Landmark Pa. Catholic Church abuse trial begins
(AP) PHILADELPHIA - A landmark church sex abuse case that rocked the Roman Catholic Church went to trial Monday, marking the first time a U.S. church official faced a jury on allegations he endangered the welfare of children by covering for predator priests inside the Archdiocese of Philadelphia.
The high-ranking monsignor who's on trial "won't run" from the Catholic Church's sex abuse crisis, his lawyer said as the landmark child endangerment trial began.
Monsignor William Lynn supervised more than 800 priests as the secretary for clergy in Philadelphia from 1992 to 2004. He's the first U.S. church official charged over his handling of abuse complaints.
Prosecutors charge that he kept dangerous priests in parish work around children to protect the church's reputation and avoid scandal.
Defense lawyer Thomas Bergstrom said in opening statements: "There is documentary evidence that the sexual abuse of children happened in the Catholic Church. We're not going to run from that. He (Lynn), perhaps alone, is the one who tried to correct it."
Bergstrom said his client had prepared a list of 35 accused priests in 1994, based on his review of secret archives kept in a locked room at the archdiocese's headquarters. Lynn gave the list to Cardinal Anthony Bevilacqua and other superiors, but Bevilacqua had it shredded, Bergstrom said.
A copy was found in 2006 in a locked safe at the archdiocese and was turned over by a church lawyer this year. The document is something of a smoking gun in the case, although each side hopes to spin it its way.
Defense lawyers say the document shows Lynn trying to assess the scope of the problem. Prosecutors say it shows the church was mostly concerned about legal liability. The list notes whether the statute of limitations had run in each case.
According to prosecutors, the church kept secret files dating to 1948 that show a long-standing conspiracy to doubt sex abuse victims, protect priests and avoid scandal.
Assistant District Attorney Jacqueline Coelho called the case "a battle between right and wrong within the archdiocese and the office of secretary for clergy."
Lynn, 61, appears solemn in court, where he has spent much of the past few months attending pretrial hearings and jury selection. He has been under investigation for eight years, through two city grand jury investigations. The grand juries blasted Bevilacqua and his successor, Cardinal Justin Rigali, saying they covered up child sex complaints lodged against more than 60 priests. But Lynn was the only supervisor charged.
Lynn had the "ugly job" of overseeing sex abuse complaints, but Bevilacqua alone determined priest assignments and transfers, Bergstrom said.
The cardinal died in January, although the jury might see the videotaped deposition he gave weeks earlier. The trial could last several months.
Lynn is on trial with the Rev. James Brennan, who is charged with raping a 14-year-old boy in 1996. Both men entered not guilty pleas Monday.

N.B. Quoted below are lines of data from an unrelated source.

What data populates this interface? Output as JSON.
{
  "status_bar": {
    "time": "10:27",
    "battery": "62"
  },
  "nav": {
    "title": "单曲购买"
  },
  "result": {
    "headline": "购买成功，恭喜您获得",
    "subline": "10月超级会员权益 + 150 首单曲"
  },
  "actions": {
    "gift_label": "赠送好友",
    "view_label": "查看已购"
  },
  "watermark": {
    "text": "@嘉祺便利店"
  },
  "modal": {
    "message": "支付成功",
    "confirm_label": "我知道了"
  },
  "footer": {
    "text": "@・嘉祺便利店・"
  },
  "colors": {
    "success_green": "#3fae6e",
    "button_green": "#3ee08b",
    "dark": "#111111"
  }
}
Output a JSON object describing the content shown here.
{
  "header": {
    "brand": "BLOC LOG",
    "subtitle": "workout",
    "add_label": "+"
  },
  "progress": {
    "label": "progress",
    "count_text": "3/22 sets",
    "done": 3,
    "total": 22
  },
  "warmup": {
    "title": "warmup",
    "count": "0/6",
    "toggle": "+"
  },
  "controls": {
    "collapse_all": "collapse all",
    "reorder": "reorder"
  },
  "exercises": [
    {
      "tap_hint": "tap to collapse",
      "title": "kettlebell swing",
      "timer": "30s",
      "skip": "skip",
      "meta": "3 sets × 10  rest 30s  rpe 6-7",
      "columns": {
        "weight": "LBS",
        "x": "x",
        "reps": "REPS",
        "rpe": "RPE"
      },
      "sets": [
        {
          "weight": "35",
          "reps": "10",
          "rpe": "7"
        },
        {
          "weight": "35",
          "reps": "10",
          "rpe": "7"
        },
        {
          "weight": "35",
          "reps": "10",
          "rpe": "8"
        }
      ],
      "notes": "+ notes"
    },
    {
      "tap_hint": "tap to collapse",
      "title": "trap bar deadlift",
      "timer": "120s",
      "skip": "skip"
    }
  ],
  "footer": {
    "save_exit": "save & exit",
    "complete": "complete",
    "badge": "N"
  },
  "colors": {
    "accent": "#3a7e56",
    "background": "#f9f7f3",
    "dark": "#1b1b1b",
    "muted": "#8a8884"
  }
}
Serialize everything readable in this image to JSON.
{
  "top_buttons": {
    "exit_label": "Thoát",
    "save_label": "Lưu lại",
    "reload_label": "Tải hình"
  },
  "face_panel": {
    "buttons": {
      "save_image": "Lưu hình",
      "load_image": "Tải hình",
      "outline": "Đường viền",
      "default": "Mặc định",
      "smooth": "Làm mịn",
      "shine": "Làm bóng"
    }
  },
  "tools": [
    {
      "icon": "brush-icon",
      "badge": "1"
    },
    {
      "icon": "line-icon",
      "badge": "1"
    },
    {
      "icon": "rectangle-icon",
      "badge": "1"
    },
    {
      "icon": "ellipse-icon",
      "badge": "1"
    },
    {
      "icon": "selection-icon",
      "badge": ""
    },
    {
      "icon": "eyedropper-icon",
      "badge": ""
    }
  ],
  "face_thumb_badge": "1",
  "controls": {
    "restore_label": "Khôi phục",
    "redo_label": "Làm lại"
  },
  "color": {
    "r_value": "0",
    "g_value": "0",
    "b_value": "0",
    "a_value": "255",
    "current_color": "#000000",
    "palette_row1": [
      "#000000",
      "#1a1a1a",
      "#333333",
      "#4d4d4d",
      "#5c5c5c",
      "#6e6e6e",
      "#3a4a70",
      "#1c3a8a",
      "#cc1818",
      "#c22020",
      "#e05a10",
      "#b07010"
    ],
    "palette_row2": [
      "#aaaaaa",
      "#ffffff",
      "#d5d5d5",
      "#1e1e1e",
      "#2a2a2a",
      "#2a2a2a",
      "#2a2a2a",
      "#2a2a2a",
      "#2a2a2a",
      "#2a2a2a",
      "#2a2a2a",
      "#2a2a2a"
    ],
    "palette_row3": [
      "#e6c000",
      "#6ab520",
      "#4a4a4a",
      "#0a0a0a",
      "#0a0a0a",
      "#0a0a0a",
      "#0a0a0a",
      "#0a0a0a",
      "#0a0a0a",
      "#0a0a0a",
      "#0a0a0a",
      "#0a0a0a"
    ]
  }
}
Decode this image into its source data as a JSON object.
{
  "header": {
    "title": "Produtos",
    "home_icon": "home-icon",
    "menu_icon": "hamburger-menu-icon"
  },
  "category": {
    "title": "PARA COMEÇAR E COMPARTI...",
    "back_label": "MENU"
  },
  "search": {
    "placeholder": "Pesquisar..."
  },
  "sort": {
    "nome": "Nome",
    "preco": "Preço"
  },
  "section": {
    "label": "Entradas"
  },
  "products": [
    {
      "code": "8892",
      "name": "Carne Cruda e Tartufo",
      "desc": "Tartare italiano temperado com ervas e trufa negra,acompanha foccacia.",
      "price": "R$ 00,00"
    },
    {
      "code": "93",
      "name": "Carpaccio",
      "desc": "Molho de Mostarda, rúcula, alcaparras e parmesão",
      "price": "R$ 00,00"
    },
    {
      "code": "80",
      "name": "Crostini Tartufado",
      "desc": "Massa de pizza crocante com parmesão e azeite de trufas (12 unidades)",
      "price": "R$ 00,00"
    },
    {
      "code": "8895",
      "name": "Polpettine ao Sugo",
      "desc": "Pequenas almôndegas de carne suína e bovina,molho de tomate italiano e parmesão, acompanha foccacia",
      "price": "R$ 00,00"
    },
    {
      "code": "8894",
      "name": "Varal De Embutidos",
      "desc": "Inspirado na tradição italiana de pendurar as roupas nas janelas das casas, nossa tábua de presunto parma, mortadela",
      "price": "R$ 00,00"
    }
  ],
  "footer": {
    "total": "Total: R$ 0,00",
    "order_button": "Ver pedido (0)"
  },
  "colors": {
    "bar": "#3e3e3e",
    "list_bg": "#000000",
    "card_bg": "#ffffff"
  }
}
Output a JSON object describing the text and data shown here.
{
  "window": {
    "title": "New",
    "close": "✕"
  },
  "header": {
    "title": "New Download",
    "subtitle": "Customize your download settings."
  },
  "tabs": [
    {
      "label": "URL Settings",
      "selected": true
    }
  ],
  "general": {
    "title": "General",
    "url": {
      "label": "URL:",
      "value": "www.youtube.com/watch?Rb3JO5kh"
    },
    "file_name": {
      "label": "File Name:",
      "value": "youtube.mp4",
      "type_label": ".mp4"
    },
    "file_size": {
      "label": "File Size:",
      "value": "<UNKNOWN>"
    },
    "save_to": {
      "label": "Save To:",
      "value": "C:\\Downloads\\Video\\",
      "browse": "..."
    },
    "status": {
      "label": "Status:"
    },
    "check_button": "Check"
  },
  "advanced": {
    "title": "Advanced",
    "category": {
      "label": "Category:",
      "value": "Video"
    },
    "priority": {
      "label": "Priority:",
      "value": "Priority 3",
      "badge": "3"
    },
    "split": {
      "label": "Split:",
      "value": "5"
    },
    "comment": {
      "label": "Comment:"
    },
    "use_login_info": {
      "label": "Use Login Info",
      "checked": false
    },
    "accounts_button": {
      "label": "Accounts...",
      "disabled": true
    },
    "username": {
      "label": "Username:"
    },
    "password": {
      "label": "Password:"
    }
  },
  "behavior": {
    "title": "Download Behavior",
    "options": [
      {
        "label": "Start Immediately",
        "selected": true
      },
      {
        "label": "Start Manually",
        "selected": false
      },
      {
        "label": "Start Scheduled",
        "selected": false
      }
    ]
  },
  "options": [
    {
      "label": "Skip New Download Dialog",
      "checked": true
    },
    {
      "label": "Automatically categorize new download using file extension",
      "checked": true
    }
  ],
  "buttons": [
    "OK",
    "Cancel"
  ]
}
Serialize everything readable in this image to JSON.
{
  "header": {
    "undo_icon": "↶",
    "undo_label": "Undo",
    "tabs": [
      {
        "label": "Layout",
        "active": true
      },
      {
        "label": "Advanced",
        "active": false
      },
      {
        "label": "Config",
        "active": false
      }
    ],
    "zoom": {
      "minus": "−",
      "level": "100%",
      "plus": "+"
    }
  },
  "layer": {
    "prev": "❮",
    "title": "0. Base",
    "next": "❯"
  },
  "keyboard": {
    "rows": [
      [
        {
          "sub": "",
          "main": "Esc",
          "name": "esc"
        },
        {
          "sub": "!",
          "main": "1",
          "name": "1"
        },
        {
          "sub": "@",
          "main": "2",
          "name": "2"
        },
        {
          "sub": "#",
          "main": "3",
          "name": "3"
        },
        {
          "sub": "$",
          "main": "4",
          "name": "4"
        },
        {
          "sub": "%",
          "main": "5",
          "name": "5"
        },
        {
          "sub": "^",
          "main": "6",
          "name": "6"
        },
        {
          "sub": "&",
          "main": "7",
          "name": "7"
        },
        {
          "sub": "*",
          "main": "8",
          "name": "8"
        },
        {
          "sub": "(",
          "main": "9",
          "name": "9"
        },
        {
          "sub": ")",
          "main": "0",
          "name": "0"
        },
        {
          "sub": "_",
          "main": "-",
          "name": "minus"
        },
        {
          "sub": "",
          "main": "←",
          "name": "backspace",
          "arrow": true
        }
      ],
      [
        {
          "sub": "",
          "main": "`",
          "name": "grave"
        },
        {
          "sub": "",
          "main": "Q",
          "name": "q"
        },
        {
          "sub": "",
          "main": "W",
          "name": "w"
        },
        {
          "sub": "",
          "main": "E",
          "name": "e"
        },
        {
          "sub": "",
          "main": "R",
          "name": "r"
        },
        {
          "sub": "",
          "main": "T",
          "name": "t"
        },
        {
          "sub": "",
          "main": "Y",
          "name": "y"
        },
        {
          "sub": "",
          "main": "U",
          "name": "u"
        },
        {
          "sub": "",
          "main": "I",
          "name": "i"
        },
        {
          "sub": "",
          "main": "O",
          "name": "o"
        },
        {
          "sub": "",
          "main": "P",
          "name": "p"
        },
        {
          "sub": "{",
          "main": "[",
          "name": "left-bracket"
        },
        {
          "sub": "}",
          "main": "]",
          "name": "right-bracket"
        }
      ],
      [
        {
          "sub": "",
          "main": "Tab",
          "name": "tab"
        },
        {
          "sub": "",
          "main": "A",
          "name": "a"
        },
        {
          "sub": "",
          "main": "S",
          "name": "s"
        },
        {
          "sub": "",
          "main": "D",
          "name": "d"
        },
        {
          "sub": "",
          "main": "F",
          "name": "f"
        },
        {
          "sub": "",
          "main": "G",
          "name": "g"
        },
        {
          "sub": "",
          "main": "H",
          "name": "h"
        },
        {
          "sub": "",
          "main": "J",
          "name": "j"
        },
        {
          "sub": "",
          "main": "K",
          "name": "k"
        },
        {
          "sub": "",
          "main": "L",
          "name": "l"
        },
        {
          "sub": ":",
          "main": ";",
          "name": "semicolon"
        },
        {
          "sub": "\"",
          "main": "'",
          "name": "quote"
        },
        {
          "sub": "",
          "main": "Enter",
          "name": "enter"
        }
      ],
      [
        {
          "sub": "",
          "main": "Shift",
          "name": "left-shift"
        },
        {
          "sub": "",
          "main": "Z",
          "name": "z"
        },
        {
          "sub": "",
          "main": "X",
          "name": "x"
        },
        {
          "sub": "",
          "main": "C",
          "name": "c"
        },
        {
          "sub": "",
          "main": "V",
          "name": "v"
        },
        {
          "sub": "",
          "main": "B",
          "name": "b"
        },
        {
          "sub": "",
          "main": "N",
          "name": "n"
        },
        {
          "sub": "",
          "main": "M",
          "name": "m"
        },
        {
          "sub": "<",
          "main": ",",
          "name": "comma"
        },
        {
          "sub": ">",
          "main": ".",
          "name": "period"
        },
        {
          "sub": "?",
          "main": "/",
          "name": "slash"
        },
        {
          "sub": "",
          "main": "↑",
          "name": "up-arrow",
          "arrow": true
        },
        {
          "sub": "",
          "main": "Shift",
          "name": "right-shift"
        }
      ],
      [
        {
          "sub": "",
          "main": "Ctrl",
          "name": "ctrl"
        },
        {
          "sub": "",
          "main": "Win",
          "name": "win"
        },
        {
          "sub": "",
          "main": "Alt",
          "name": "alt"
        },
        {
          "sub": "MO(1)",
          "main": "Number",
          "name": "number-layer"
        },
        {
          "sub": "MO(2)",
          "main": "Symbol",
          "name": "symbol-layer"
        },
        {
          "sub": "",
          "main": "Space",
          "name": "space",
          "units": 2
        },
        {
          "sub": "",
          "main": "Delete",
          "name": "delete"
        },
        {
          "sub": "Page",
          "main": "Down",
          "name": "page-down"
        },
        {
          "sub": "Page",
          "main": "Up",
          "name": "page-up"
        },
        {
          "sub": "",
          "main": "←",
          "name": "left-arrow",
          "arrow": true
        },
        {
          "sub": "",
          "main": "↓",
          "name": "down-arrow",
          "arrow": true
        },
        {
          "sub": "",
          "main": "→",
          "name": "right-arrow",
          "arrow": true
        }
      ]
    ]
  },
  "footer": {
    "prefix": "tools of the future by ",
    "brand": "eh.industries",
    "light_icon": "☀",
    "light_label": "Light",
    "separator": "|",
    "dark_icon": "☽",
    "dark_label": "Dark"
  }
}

Defense lawyers have long planned to attack the credibility of the two accusers, who have struggled with drug addiction and have criminal records. But that strategy took something of a hit when a third co-defendant, defrocked priest Edward Avery, entered a surprise guilty plea to some of the charges Thursday.
Avery, who moonlighted as a disc jockey and adopted six Hmong children during his years in the priesthood, admitted that he sexually assaulted a 10-year-old altar boy in a church sacristy in 1999. That victim accused another priest and his sixth-grade teacher of raping him during his parochial school years. They will go on trial separately because neither was an archdiocesan priest reporting to Lynn.
Brennan's accuser has convictions for theft and filing a false police report and called none other than the person he accused of abusing him when he needed to do court-ordered community service, a defense lawyer said.
"If you don't believe (him), ... the case is over," said lawyer William Brennan, who is not related to his client.
Avery's plea also acknowledged that the archdiocese kept him in ministry despite being aware of an earlier complaint. That complaint, dating to 1992, was detailed in court Monday by the first trial witness. A Philadelphia detective read a 1992 letter from a medical student that said Avery had once gotten him drunk and molested him after a DJ stint at a West Philadelphia nightclub and later on a ski trip.
"I do not want money or any kind of media scandal," the accuser wrote. "I need to know that he has been evaluated and treated for this disorder and his threat to other impressionable young men is gone."
The archdiocese interviewed Avery, who denied the allegations before saying they could have happened when he was drunk.
"I thought he was a potential (priest). I was so good to him," Avery told Lynn and Bishop Joseph Cistone in a 1992 interview, according to an archdiocesan memo read in court.
Avery was sent for inpatient therapy for eight months before returning to ministry. He sexually assaulted the altar boy seven years later, he admitted Thursday.
Lynn faces up to 28 years in prison if convicted of two counts each of conspiracy and child endangerment.